In the past I have noted studies that show, contrary to popular perception, that the world has been getting more peaceful in recent years. One study, funded by the United Nations, attributes this to the spreading influence of international nongovernmental institutions; another study attributes it to the spread of American influence after the collapse of the Soviet Union; another attributes it to the end of the Cold War. [See here, here, and here]

Stephen Pinker has noted the same phenomenon and argues:

Violence has been in decline over long stretches of history, and today we are probably living in the most peaceful moment of our species' time on earth.

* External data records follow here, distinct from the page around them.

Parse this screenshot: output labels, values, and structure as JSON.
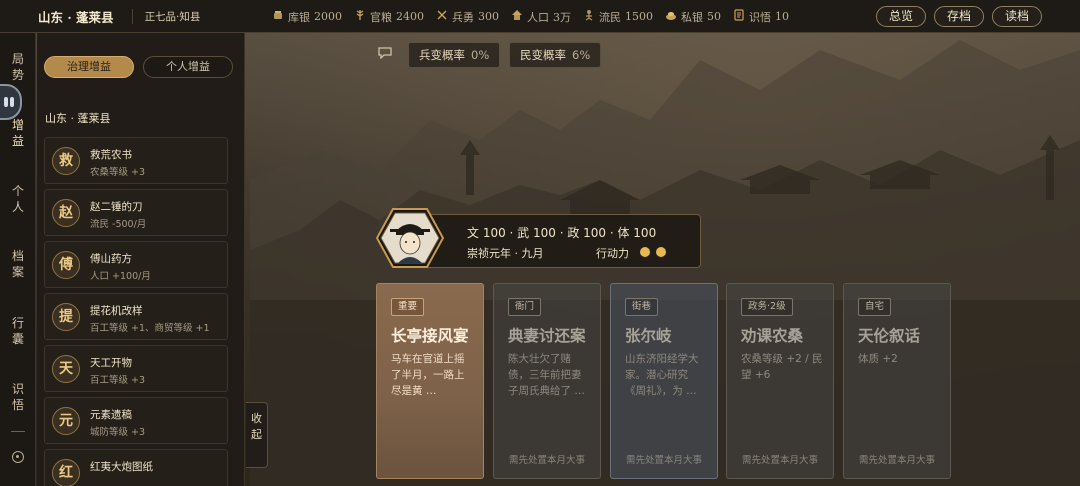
{
  "header": {
    "location": "山东 · 蓬莱县",
    "rank": "正七品·知县",
    "stats": [
      {
        "icon": "treasury-icon",
        "label": "库银",
        "value": "2000"
      },
      {
        "icon": "grain-icon",
        "label": "官粮",
        "value": "2400"
      },
      {
        "icon": "soldier-icon",
        "label": "兵勇",
        "value": "300"
      },
      {
        "icon": "population-icon",
        "label": "人口",
        "value": "3万"
      },
      {
        "icon": "refugee-icon",
        "label": "流民",
        "value": "1500"
      },
      {
        "icon": "private-silver-icon",
        "label": "私银",
        "value": "50"
      },
      {
        "icon": "insight-icon",
        "label": "识悟",
        "value": "10"
      }
    ],
    "buttons": {
      "overview": "总览",
      "save": "存档",
      "load": "读档"
    }
  },
  "nav": {
    "items": [
      {
        "label": "局\n势",
        "active": false
      },
      {
        "label": "增\n益",
        "active": true
      },
      {
        "label": "个\n人",
        "active": false
      },
      {
        "label": "档\n案",
        "active": false
      },
      {
        "label": "行\n囊",
        "active": false
      },
      {
        "label": "识\n悟",
        "active": false
      }
    ]
  },
  "panel": {
    "tabs": {
      "governance": "治理增益",
      "personal": "个人增益"
    },
    "region": "山东 · 蓬莱县",
    "items": [
      {
        "badge": "救",
        "title": "救荒农书",
        "desc": "农桑等级 +3"
      },
      {
        "badge": "赵",
        "title": "赵二锤的刀",
        "desc": "流民 -500/月"
      },
      {
        "badge": "傅",
        "title": "傅山药方",
        "desc": "人口 +100/月"
      },
      {
        "badge": "提",
        "title": "提花机改样",
        "desc": "百工等级 +1、商贸等级 +1"
      },
      {
        "badge": "天",
        "title": "天工开物",
        "desc": "百工等级 +3"
      },
      {
        "badge": "元",
        "title": "元素遗稿",
        "desc": "城防等级 +3"
      },
      {
        "badge": "红",
        "title": "红夷大炮图纸",
        "desc": ""
      }
    ],
    "collapse_label": "收\n起"
  },
  "risks": {
    "mutiny_label": "兵变概率",
    "mutiny_value": "0%",
    "uprising_label": "民变概率",
    "uprising_value": "6%"
  },
  "character": {
    "attrs": "文 100 · 武 100 · 政 100 · 体 100",
    "date": "崇祯元年 · 九月",
    "action_label": "行动力",
    "action_points": 2
  },
  "cards": [
    {
      "tag": "重要",
      "title": "长亭接风宴",
      "desc": "马车在官道上摇了半月，一路上尽是黄 …",
      "foot": "",
      "style": "featured"
    },
    {
      "tag": "衙门",
      "title": "典妻讨还案",
      "desc": "陈大壮欠了赌债，三年前把妻子周氏典给了 …",
      "foot": "需先处置本月大事",
      "style": "grey"
    },
    {
      "tag": "街巷",
      "title": "张尔岐",
      "desc": "山东济阳经学大家。潜心研究《周礼》，为 …",
      "foot": "需先处置本月大事",
      "style": "slate"
    },
    {
      "tag": "政务·2级",
      "title": "劝课农桑",
      "desc": "农桑等级 +2 / 民望 +6",
      "foot": "需先处置本月大事",
      "style": "grey"
    },
    {
      "tag": "自宅",
      "title": "天伦叙话",
      "desc": "体质 +2",
      "foot": "需先处置本月大事",
      "style": "grey"
    }
  ]
}
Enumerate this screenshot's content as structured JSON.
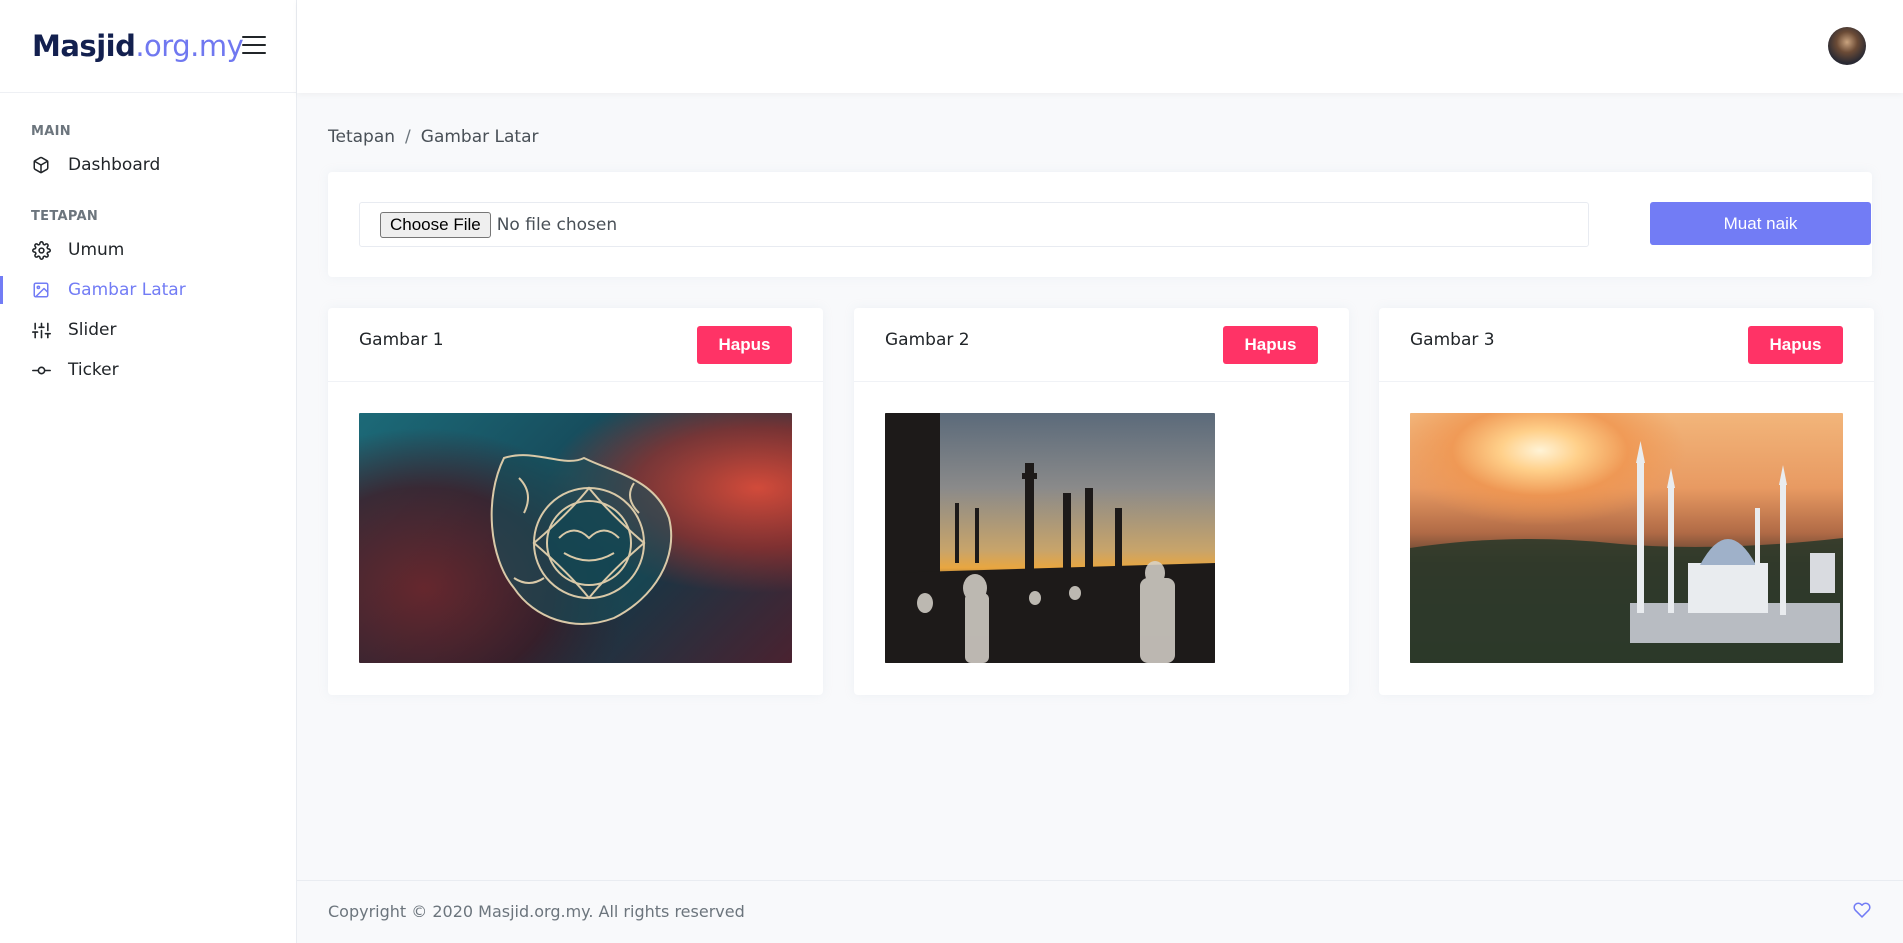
{
  "brand": {
    "bold": "Masjid",
    "light": ".org.my"
  },
  "sidebar": {
    "sections": [
      {
        "title": "MAIN",
        "items": [
          {
            "label": "Dashboard",
            "icon": "box-icon"
          }
        ]
      },
      {
        "title": "TETAPAN",
        "items": [
          {
            "label": "Umum",
            "icon": "settings-icon"
          },
          {
            "label": "Gambar Latar",
            "icon": "image-icon",
            "active": true
          },
          {
            "label": "Slider",
            "icon": "sliders-icon"
          },
          {
            "label": "Ticker",
            "icon": "git-commit-icon"
          }
        ]
      }
    ]
  },
  "breadcrumb": {
    "items": [
      "Tetapan",
      "Gambar Latar"
    ],
    "separator": "/"
  },
  "upload": {
    "choose_label": "Choose File",
    "status": "No file chosen",
    "button_label": "Muat naik"
  },
  "images": [
    {
      "title": "Gambar 1",
      "delete_label": "Hapus"
    },
    {
      "title": "Gambar 2",
      "delete_label": "Hapus"
    },
    {
      "title": "Gambar 3",
      "delete_label": "Hapus"
    }
  ],
  "footer": {
    "copyright": "Copyright © 2020 Masjid.org.my. All rights reserved"
  },
  "colors": {
    "primary": "#727cf5",
    "danger": "#ff3366",
    "brand_dark": "#13204f"
  }
}
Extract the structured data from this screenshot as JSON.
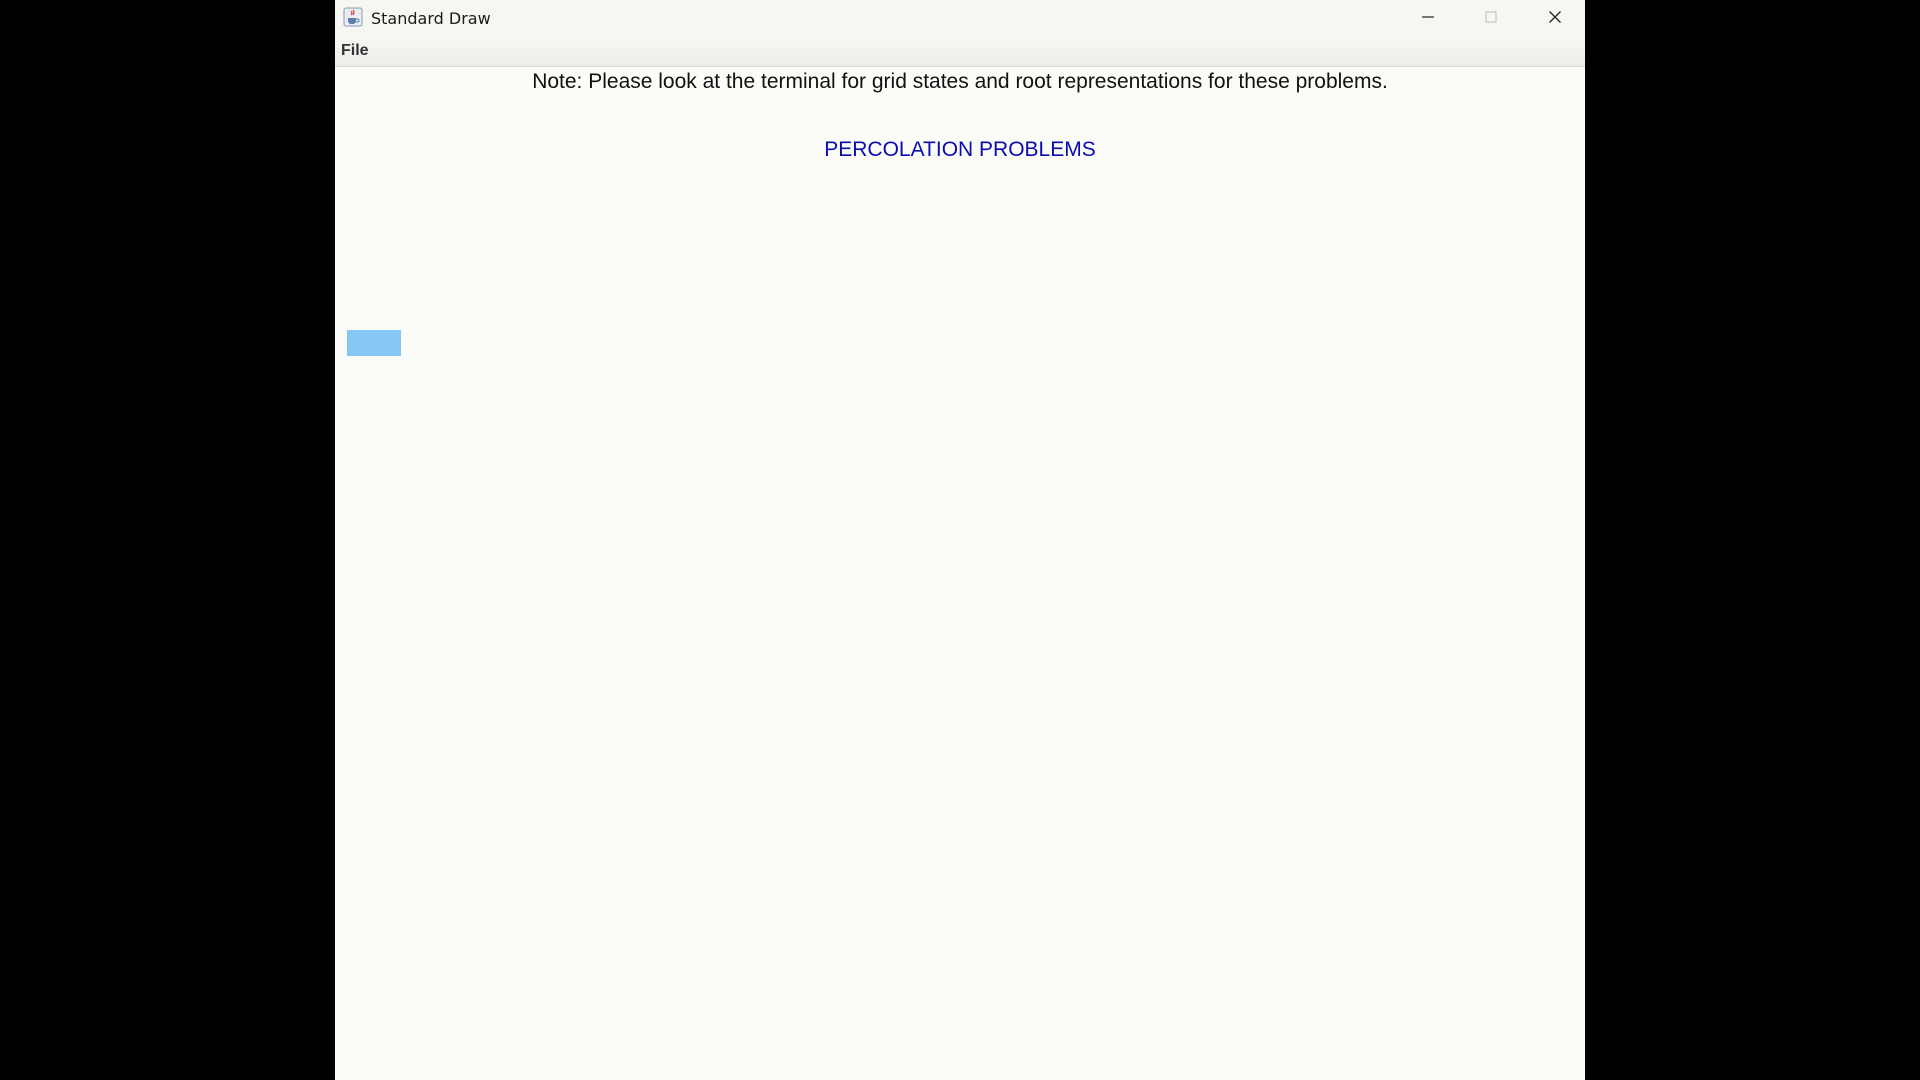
{
  "window": {
    "title": "Standard Draw"
  },
  "menubar": {
    "file_label": "File"
  },
  "canvas": {
    "note": "Note: Please look at the terminal for grid states and root representations for these problems.",
    "heading": "PERCOLATION PROBLEMS",
    "heading_color": "#0b0bb0",
    "cell_color": "#86c8f4"
  },
  "icons": {
    "app": "java-cup-icon",
    "minimize": "minimize-icon",
    "maximize": "maximize-icon",
    "close": "close-icon"
  }
}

The decline of violence is a fractal phenomenon, visible at the scale of millennia, centuries, decades, and years. It applies over several orders of magnitude of violence, from genocide to war to rioting to homicide to the treatment of children and animals. And it appears to be a worldwide trend, though not a homogeneous one. The leading edge has been in Western societies, especially England and Holland, and there seems to have been a tipping point at the onset of the Age of Reason in the early seventeenth century.
This long term trend has several important implications.

First, the seemingly endless dispute between Hobbes and Rosseau has been finally settled. Hobbes famously argued that the natural state of mankind is "nasty, brutal, and short." Rosseau, on the other hand, posited the existence of a "noble savage" uncorrupted by civilization. It seems that Hobbes had it right -- the progress of civilization has been accompanied by a decline in the incidence of violence.

Second, theories intended to explain short-term declines in violence are inadequate to explain the long-term trend emerging from several independent studies. Pinker notes three alternative explanations that have recently been offered.

1) Increasing peacefulness results from the rise of centralized states that enforce a monopoly on the use of violence.

2) Prosperity makes lives more worth living and decreases our willingness to inflict death.

3) A progressive increase in knowledge about the world increases our willingness to accord moral status to others.

None of these seems to me to be very satisfactory, but they represent the current state of thinking on this important subject.

Third, how can general perceptions be so wrong? Pinker asks:
How could so many people be so wrong about something so important?
Here there are several possible answers. I won't spoil them for you. Read Pinker's little essay for yourself here. I will, however, note his final point because it is both true and important. Our pessimism, born of a mistaken perception that the incidence of violence is rising, has led us to ask the wrong questions. Instead of asking why there is war, we should be wondering why there is peace. Instead of lamenting the things that go wrong, we should be trying to understand what it is that we are doing right?